Bramhall Square Picnic proposes an artificial terrain of larger-than-life reclining stone bears as playful yet versatile street furniture. A mischievous response to the square’s distant vista of the New Hampshire mountains, they float lazily on blueberry bush clouds and invoke weathered stone outcroppings in their figurative abstraction.
Within more immediate urban surroundings, this sculptural intervention is carefully considered to promote greater synergy between:
1. Residents of the Parkside neighborhood
2. Visitors to nearby Maine Medical Center
3. The adjacent restaurant location, to better serve both groups.
While elongated bear legs, bear necks, and bear heads provide ample bench-height seating, their protruding bellies and rumps form modest perches and good climbing for young visitors.

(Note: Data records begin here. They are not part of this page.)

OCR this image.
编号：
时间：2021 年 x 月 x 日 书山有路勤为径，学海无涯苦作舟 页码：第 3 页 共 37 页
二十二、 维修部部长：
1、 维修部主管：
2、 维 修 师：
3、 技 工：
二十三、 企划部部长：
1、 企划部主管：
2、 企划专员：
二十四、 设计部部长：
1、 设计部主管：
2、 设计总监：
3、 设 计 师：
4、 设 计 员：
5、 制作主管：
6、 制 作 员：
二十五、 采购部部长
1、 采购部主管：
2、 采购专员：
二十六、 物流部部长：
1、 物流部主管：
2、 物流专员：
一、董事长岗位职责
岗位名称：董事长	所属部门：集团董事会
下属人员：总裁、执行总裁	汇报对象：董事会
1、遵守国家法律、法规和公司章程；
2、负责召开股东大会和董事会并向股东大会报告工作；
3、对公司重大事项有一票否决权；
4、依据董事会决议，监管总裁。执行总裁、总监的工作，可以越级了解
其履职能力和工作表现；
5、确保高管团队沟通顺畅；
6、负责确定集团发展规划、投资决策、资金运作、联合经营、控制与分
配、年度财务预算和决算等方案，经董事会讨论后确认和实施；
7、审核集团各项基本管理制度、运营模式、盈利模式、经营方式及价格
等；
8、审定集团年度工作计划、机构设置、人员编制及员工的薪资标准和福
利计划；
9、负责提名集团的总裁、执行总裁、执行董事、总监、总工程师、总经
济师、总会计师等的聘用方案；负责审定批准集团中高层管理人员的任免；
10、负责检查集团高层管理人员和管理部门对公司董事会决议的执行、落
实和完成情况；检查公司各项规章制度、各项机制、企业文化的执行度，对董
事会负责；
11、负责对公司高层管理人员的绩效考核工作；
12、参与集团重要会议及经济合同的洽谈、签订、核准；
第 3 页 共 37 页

One of few walkable ammeneties adjacent to the Maine Medical Center campus and the most contemplative nearby viewshed, this proposal recognizes a special imperative to serve hospital visitors alongside residents of the Parkside neighborhood.
Benevolent monsters are a familiar theme in childrens’ literature, especially in stories that address complex emotion. Intended to be sweet and playful with subtle notes of menace and melancholy, these forms aim to serve as both playscape elements and protective effigies. A foil for a wide range of emotion, Bramhall Square Picnic is meant as a good setting for a game of tag, a nice sandwich, or a good long cry if that’s what a visitor needs- with gusto all around.
Proposed here in clay maquettes, shaped and joined blocks of limestone are the intended final material. Regionally available, more easily worked than granite and more economical than marble, this material also echos the sedimentary makeup of nearby mountains and bedrock formations. Like the mountains they invoke, these three figures are engineered to age gracefully through an imperceptible process of erosion. Sloped to shed rain and featuring only the very slightest of overhangs, they're designed for an intentional and elegant weathering process, over decades and centuries.